While Technology feels a little rough and ready compared to some of their later, slicker, work It remains a great tune and one which helped to define the entire techno bass sound with its blend of electro, house, and soulful Detroit techno. But where techno bass – as a whole – eventually began to suffer from a little too much in the way of cookie-cutter sounds and off-the-shelf attitude, Technology remains wonderfully alive to the possibilities. Even better is the Rhythm mix which swaps the fluid breaks for a stomping 4/4 beat, head-rushing energy, and connects the Detroit sounds of the early 90s with something altogether more up-front and explosive. This Direct Beat Classics thing is beginning to shape up very nicely.
k Alexi Shelby – All For Lee-Sah (Transmat)
One of a very small band of producers whose work truly crossed the – mostly imaginary – boundaries between Chicago and Detroit, K-Alexi could always be counted on to deliver the sort of utter banger that everyone knew even though they lived in the ‘secret weapon’ category. This repress of his Early Transmat release – the first proper repress we’ve had from the label in a long while – brilliantly sums up that rare duality with three tunes that you’ll have heard plenty of times even though you didn’t know who made them.

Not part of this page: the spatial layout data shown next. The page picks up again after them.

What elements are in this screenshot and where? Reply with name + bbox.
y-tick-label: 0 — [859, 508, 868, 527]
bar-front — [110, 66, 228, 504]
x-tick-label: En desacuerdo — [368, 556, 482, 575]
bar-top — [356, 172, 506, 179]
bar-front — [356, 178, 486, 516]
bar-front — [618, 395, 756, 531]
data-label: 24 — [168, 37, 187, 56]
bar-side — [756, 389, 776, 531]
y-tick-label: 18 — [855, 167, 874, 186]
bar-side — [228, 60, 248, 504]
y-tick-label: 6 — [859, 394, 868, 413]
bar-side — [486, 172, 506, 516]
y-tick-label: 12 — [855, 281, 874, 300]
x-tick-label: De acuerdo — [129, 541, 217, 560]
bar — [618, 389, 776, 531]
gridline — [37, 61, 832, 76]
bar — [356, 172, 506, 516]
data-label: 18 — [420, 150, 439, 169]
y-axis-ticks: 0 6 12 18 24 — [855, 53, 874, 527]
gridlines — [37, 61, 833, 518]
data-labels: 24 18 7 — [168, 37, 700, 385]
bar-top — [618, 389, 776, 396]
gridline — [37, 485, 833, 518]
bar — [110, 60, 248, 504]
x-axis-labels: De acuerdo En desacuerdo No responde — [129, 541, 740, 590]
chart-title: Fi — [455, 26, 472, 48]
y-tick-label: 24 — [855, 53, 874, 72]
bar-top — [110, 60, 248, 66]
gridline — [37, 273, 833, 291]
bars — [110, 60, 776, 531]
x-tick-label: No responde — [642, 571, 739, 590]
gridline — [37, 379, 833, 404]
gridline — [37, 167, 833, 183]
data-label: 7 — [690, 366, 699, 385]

My Medusa is probably the most familiar, particularity as its wonky, eternally optimistic, skank has been out on a couple of other relatively recent represses, but the other two tunes bring very different facets of K-Alexi’s sound to the fore. Vertigo is one of the dirtiest, funkiest, acid tracks ever released. It’s a tune so pungent you’ll be catching it at the edge of your senses for weeks. All For Lee-Sah is just a work of near genius. A swirling, compressed, storm of emotion and mood it floods over a stone cold groove which gradually winds itself up into some brilliantly subtle acidic funk. Bring the strobes for this one.